Giulia soltó una carcajada corta.

—Modesta, como siempre.

—No soy modesta. Soy honesta.

Ambas rieron con esa facilidad peligrosa que solo aparece cuando algo duro ya se dijo y el cuerpo empieza a respirar otra vez.

Bajaron a recepción. El hotel seguía con su rumor de verano sin agenda, ese caos brillante que Charlotte toleraba solo porque ahora no estaba sola en él. Las esperaba un hombre con bermuda, gorra y mochila, piel tostada de oficio. Ni saludos largos ni ceremonia. Se acercó directo a Giulia, le entregó la mochila como si fuera equipo oficial, y les indicó con un gesto práctico el camino hacia la playa.

Caminaron detrás de él entre pasillos abiertos, sombra de palmeras, olor a sal y a café recién hecho. No hablaron mucho. No hacía falta. Había un acuerdo tácito en la manera en que iban lado a lado: hoy no se iban a esconder.

En la arena, el hombre abrió la mochila, revisó algo rápido, y les dio las llaves de los jet skis.

Giulia las tomó apenas un segundo.

Charlotte se las quitó con la agilidad de una ladrona elegante.

—Sube.

Giulia alzó una ceja, divertida.

—¿Y tú sí sabes a dónde vamos?

Charlotte hizo girar las llaves en un dedo, sin mirar atrás.

—Tú me das indicaciones. Aprovecha. Es tu única oportunidad para dármelas.

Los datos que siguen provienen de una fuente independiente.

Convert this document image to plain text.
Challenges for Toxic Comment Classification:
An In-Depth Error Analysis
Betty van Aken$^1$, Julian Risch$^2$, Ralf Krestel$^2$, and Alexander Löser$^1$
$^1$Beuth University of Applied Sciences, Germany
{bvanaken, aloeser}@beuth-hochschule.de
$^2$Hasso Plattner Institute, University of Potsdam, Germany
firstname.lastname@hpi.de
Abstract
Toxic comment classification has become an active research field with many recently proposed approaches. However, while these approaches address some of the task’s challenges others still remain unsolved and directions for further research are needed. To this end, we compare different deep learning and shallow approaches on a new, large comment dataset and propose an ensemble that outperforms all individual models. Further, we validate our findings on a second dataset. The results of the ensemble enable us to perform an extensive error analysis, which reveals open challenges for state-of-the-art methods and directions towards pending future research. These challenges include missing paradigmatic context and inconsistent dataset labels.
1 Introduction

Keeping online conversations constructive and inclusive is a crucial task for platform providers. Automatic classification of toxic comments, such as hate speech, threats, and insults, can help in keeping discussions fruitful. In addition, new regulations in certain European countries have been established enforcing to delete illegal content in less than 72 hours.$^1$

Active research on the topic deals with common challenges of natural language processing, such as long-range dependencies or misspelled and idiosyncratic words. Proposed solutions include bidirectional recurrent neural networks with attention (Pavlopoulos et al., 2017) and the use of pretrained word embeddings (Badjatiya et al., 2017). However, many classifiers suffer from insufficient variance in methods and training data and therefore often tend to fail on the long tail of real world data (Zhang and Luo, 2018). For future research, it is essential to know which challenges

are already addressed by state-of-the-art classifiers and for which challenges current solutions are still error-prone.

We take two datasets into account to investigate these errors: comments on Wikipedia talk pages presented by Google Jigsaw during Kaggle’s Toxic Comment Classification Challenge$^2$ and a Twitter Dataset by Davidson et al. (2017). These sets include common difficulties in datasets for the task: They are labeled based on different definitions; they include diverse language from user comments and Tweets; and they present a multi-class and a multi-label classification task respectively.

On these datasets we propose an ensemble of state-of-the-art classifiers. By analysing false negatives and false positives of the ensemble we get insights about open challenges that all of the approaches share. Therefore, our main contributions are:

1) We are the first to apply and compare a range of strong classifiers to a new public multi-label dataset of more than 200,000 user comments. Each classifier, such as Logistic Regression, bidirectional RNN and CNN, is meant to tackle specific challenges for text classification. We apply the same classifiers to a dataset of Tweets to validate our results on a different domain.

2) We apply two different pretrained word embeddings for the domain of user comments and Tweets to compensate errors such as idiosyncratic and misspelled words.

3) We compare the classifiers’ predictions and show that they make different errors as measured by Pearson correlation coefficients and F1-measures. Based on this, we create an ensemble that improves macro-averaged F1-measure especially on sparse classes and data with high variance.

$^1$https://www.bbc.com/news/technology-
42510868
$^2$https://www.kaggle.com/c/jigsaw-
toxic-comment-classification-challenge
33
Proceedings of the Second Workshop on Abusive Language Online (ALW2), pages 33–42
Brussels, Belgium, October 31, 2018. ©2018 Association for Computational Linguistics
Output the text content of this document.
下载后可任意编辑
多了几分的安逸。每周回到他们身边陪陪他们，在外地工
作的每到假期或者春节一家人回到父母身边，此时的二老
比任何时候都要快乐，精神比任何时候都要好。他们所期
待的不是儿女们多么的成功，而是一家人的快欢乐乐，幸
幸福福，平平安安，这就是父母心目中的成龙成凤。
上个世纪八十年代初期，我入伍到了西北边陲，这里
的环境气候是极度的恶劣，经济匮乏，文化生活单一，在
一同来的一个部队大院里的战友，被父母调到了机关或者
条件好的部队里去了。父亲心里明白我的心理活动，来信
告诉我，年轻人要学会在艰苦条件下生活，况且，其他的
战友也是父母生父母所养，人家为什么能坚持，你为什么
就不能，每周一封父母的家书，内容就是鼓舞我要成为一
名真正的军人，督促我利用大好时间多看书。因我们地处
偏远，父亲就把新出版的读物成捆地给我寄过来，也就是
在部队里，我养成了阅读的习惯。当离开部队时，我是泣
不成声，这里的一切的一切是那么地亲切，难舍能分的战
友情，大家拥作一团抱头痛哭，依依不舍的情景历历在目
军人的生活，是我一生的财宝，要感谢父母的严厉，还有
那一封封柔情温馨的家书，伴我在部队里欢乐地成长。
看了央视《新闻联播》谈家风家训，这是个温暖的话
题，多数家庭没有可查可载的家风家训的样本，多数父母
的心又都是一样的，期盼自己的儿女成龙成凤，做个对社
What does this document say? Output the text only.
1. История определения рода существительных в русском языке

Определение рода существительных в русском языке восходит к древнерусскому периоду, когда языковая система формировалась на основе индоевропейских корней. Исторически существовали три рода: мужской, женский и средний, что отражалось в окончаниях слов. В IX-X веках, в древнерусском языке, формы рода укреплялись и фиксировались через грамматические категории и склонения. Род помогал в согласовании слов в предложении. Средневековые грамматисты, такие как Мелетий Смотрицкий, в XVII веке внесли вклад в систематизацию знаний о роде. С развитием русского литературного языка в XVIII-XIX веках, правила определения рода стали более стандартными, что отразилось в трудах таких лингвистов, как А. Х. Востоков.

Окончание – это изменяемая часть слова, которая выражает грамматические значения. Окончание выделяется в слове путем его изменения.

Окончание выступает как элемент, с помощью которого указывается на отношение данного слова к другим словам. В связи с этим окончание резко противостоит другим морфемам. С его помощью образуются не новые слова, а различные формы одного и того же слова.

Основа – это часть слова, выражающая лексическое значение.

Giulia se echó a reír con esa risa de “qué desgraciada” que en ellas siempre era un cumplido, y se subió sin discutir al asiento trasero. Charlotte montó primero, al frente, ajustó el manubrio como si hubiera nacido para eso y arrancó con control de piloto vieja escuela.

Al principio fueron despacio, solo lo suficiente para salir de la zona donde la playa todavía es hotel y no mar. Luego, cuando el ruido humano quedó atrás y el agua empezó a abrirse sin testigos cerca, Charlotte aceleró.

La brisa les golpeó el rostro de lleno, les desordenó el cabello con fuerza, les llenó los dientes de sal y el pecho de una risa que no necesitaba permiso. El jet ski cortaba el agua como cuchilla feliz.

—Agárrate fuerte —dijo Charlotte sin girarse.

Giulia no dudó. Se inclinó hacia ella y se abrazó a su espalda, dejando ambas manos en la cintura diminuta de Charlotte como si fuera el lugar más natural del mundo. No fue un gesto tímido ni romántico. Fue instinto. Fue confianza. Fue verano.